College of Control Science and Engineering, Zhejiang University, Hangzhou 310000, China.
School of Advanced Technology, Xi'an Jiaotong-Liverpool University, Suzhou 215123, China.
Sensors (Basel). 2022 Sep 27;22(19):7345. doi: 10.3390/s22197345.
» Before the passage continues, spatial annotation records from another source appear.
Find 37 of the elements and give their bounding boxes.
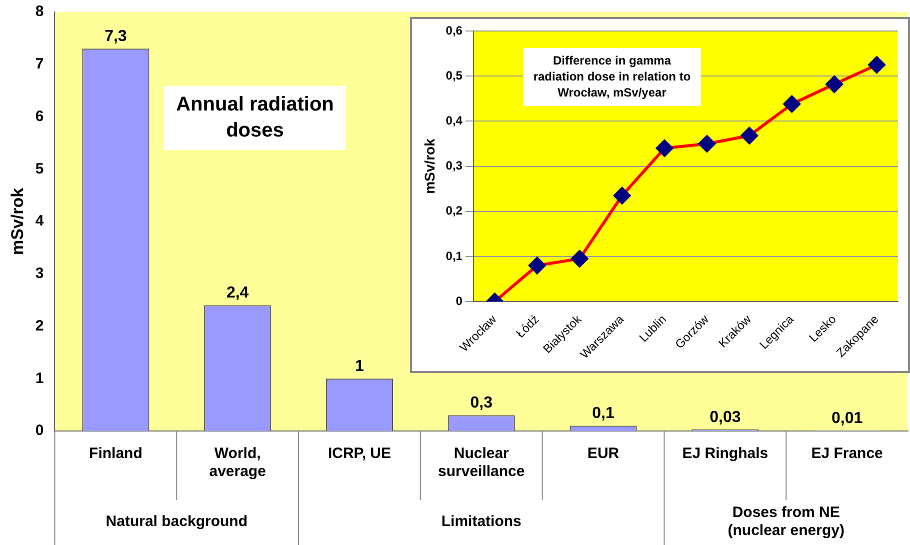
x-tick-label: World, average [209,445,266,480]
x-tick-label: ICRP, UE [328,445,392,462]
x-tick-label: EUR [587,445,620,462]
x-tick-label: EJ Ringhals [682,445,768,462]
x-tick-label: Nuclear surveillance [438,445,525,480]
text: Limitations [441,513,522,530]
data-label: 0,3 [470,394,493,412]
data-label: 0,03 [710,408,741,426]
data-label: 0,01 [831,410,863,427]
y-tick-label: 0,4 [446,113,463,128]
y-tick-label: 3 [35,265,44,282]
y-tick-label: 5 [35,160,44,178]
y-tick-label: 0,5 [446,68,463,82]
data-label: 7,3 [104,28,127,46]
y-tick-label: 6 [35,108,44,125]
x-tick-label: Finland [89,445,142,462]
y-tick-label: 0,6 [446,23,463,38]
y-axis-title: mSv/rok [421,138,438,194]
data-label: 1 [355,358,364,376]
y-tick-label: 0 [456,294,463,308]
y-tick-label: 1 [35,370,44,387]
y-tick-label: 2 [35,317,44,334]
x-tick-label: EJ France [811,445,883,462]
text: Doses from NE (nuclear energy) [728,504,844,540]
text: Natural background [106,513,248,530]
y-tick-label: 0,2 [446,204,463,218]
y-tick-label: 4 [35,212,44,230]
data-label: 0,1 [592,405,614,422]
text: Difference in gamma radiation dose in relation to Wrocław, mSv/year [533,53,691,100]
text: Annual radiation doses [176,94,334,142]
data-label: 2,4 [226,284,249,302]
y-tick-label: 8 [35,3,44,20]
y-tick-label: 0,3 [446,158,463,173]
y-axis-title: mSv/rok [8,187,27,256]
y-tick-label: 0,1 [446,248,463,263]
y-tick-label: 7 [35,56,44,73]
y-tick-label: 0 [35,422,44,440]
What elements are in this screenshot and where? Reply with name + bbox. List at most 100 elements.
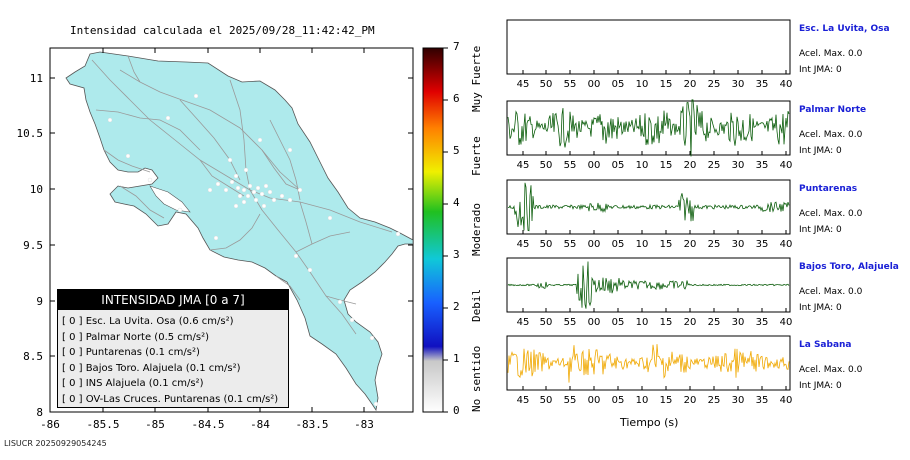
time-tick-label: 40	[780, 160, 793, 171]
lon-tick-label: -84	[250, 418, 270, 431]
lat-tick-label: 10	[30, 183, 43, 196]
legend-station-item: [ 0 ] OV-Las Cruces. Puntarenas (0.1 cm/…	[62, 393, 279, 405]
time-axis-label: Tiempo (s)	[620, 416, 679, 429]
station-max-accel: Acel. Max. 0.0	[799, 130, 863, 140]
longitude-ticks: -86 -85.5 -85 -84.5 -84 -83.5 -83	[40, 48, 374, 431]
station-jma-intensity: Int JMA: 0	[799, 65, 842, 75]
time-tick-label: 50	[540, 317, 553, 328]
lat-tick-label: 11	[30, 72, 43, 85]
seismogram-panel: 45 50 55 00 05 10 15 20 25 30 35 40	[506, 19, 793, 90]
time-tick-label: 35	[756, 79, 769, 90]
lat-tick-label: 9	[36, 295, 43, 308]
scale-value-label: 3	[453, 248, 460, 261]
time-tick-label: 45	[517, 160, 530, 171]
legend-station-item: [ 0 ] Bajos Toro. Alajuela (0.1 cm/s²)	[62, 362, 241, 374]
lat-tick-label: 8	[36, 406, 43, 419]
station-jma-intensity: Int JMA: 0	[799, 303, 842, 313]
time-tick-label: 15	[660, 160, 673, 171]
time-tick-label: 00	[588, 395, 601, 406]
station-max-accel: Acel. Max. 0.0	[799, 209, 863, 219]
seismogram-trace	[507, 261, 790, 309]
station-name: Palmar Norte	[799, 105, 867, 115]
time-tick-label: 55	[564, 395, 577, 406]
time-tick-label: 25	[708, 79, 721, 90]
station-jma-intensity: Int JMA: 0	[799, 225, 842, 235]
station-name: Puntarenas	[799, 184, 858, 194]
time-tick-label: 30	[732, 239, 745, 250]
time-tick-label: 20	[684, 79, 697, 90]
scale-value-label: 1	[453, 352, 460, 365]
time-tick-label: 35	[756, 239, 769, 250]
legend-station-item: [ 0 ] Puntarenas (0.1 cm/s²)	[62, 347, 200, 358]
time-tick-label: 55	[564, 317, 577, 328]
station-jma-intensity: Int JMA: 0	[799, 146, 842, 156]
time-tick-label: 00	[588, 317, 601, 328]
time-tick-label: 50	[540, 395, 553, 406]
station-max-accel: Acel. Max. 0.0	[799, 287, 863, 297]
costa-rica-landmass	[65, 51, 413, 412]
time-tick-label: 50	[540, 79, 553, 90]
time-tick-label: 10	[636, 395, 649, 406]
time-tick-label: 30	[732, 395, 745, 406]
legend-title: INTENSIDAD JMA [0 a 7]	[58, 290, 288, 310]
legend-station-item: [ 0 ] Palmar Norte (0.5 cm/s²)	[62, 331, 210, 343]
lon-tick-label: -85	[145, 418, 165, 431]
time-tick-label: 00	[588, 79, 601, 90]
lon-tick-label: -83.5	[295, 418, 328, 431]
time-tick-label: 10	[636, 79, 649, 90]
map-title: Intensidad calculada el 2025/09/28_11:42…	[70, 24, 375, 37]
time-tick-label: 20	[684, 160, 697, 171]
time-tick-label: 25	[708, 160, 721, 171]
seismogram-frame	[506, 335, 791, 391]
time-tick-label: 45	[517, 239, 530, 250]
lat-tick-label: 8.5	[23, 350, 43, 363]
time-tick-label: 10	[636, 317, 649, 328]
lon-tick-label: -83	[354, 418, 374, 431]
color-scale-ticks	[443, 47, 448, 413]
time-tick-label: 35	[756, 317, 769, 328]
time-tick-label: 20	[684, 239, 697, 250]
lon-tick-label: -86	[40, 418, 60, 431]
legend-station-item: [ 0 ] Esc. La Uvita. Osa (0.6 cm/s²)	[62, 316, 234, 327]
time-tick-label: 15	[660, 317, 673, 328]
scale-value-label: 7	[453, 40, 460, 53]
scale-value-label: 5	[453, 144, 460, 157]
time-tick-label: 30	[732, 160, 745, 171]
time-tick-label: 55	[564, 239, 577, 250]
time-tick-label: 55	[564, 79, 577, 90]
time-tick-label: 40	[780, 79, 793, 90]
time-tick-label: 45	[517, 317, 530, 328]
time-tick-label: 45	[517, 79, 530, 90]
time-tick-label: 40	[780, 395, 793, 406]
time-tick-label: 40	[780, 239, 793, 250]
station-max-accel: Acel. Max. 0.0	[799, 365, 863, 375]
time-tick-label: 40	[780, 317, 793, 328]
time-tick-label: 50	[540, 160, 553, 171]
intensity-legend: INTENSIDAD JMA [0 a 7] [ 0 ] Esc. La Uvi…	[57, 289, 289, 408]
time-tick-label: 10	[636, 160, 649, 171]
scale-value-label: 0	[453, 404, 460, 417]
time-tick-label: 30	[732, 79, 745, 90]
seismogram-trace	[507, 344, 790, 383]
time-tick-label: 00	[588, 160, 601, 171]
scale-value-label: 4	[453, 196, 460, 209]
lat-tick-label: 10.5	[17, 127, 44, 140]
time-tick-label: 15	[660, 79, 673, 90]
time-tick-label: 05	[612, 160, 625, 171]
lon-tick-label: -85.5	[86, 418, 119, 431]
time-tick-label: 05	[612, 395, 625, 406]
time-tick-label: 05	[612, 317, 625, 328]
time-tick-label: 15	[660, 395, 673, 406]
seismogram-panel: 45 50 55 00 05 10 15 20 25 30 35 40	[506, 179, 793, 250]
time-tick-label: 45	[517, 395, 530, 406]
seismogram-trace	[507, 99, 790, 157]
time-tick-label: 55	[564, 160, 577, 171]
seismogram-panel: 45 50 55 00 05 10 15 20 25 30 35 40	[506, 257, 793, 328]
time-tick-label: 05	[612, 79, 625, 90]
time-tick-label: 20	[684, 317, 697, 328]
time-tick-label: 00	[588, 239, 601, 250]
seismogram-trace	[507, 182, 790, 232]
legend-station-list: [ 0 ] Esc. La Uvita. Osa (0.6 cm/s²) [ 0 …	[62, 314, 278, 407]
time-tick-label: 35	[756, 395, 769, 406]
With the emergence of COVID-19, social distancing detection is a crucial technique for epidemic prevention and control. However, the current mainstream detection technology cannot obtain accurate social distance in real-time. To address this problem, this paper presents a first study on smartphone-based social distance detection technology based on near-ultrasonic signals. Firstly, according to auditory characteristics of the human ear and smartphone frequency response characteristics, a group of 18 kHz-23 kHz inaudible Chirp signals accompanied with single frequency signals are designed to complete ranging and ID identification in a short time. Secondly, an improved mutual ranging algorithm is proposed by combining the cubic spline interpolation and a two-stage search to obtain robust mutual ranging performance against multipath and NLoS affect. Thirdly, a hybrid channel access protocol is proposed consisting of Chirp BOK, FDMA, and CSMA/CA to increase the number of concurrencies and reduce the probability of collision. The results show that in our ranging algorithm, 95% of the mutual ranging error within 5 m is less than 10 cm and gets the best performance compared to the other traditional methods in both LoS and NLoS. The protocol can efficiently utilize the limited near-ultrasonic channel resources and achieve a high refresh rate ranging under the premise of reducing the collision probability. Our study can realize high-precision, high-refresh-rate social distance detection on smartphones and has significant application value during an epidemic.
随着 COVID-19 的出现,社交距离检测是疫情防控的关键技术。然而,当前主流的检测技术无法实时获得准确的社交距离。针对这一问题,本文首次提出了一种基于近超声信号的智能手机社交距离检测技术。首先,根据人耳的听觉特性和智能手机的频率响应特性,设计了一组 18 kHz-23 kHz 的不可听 Chirp 信号和单频信号,以在短时间内完成测距和 ID 识别。其次,提出了一种改进的互测距算法,该算法结合三次样条插值和两级搜索,获得了对多径和非视距影响具有鲁棒性的互测距性能。第三,提出了一种混合信道接入协议,由 Chirp BOK、FDMA 和 CSMA/CA 组成,以增加并发数并降低碰撞概率。结果表明,在我们的测距算法中,95%的 5m 内互测距误差小于 10cm,与其他传统方法相比,在视距和非视距条件下均具有最佳性能。该协议可以有效地利用有限的近超声信道资源,并在降低碰撞概率的前提下实现高刷新率测距。我们的研究可以在智能手机上实现高精度、高刷新率的社交距离检测,在疫情期间具有重要的应用价值。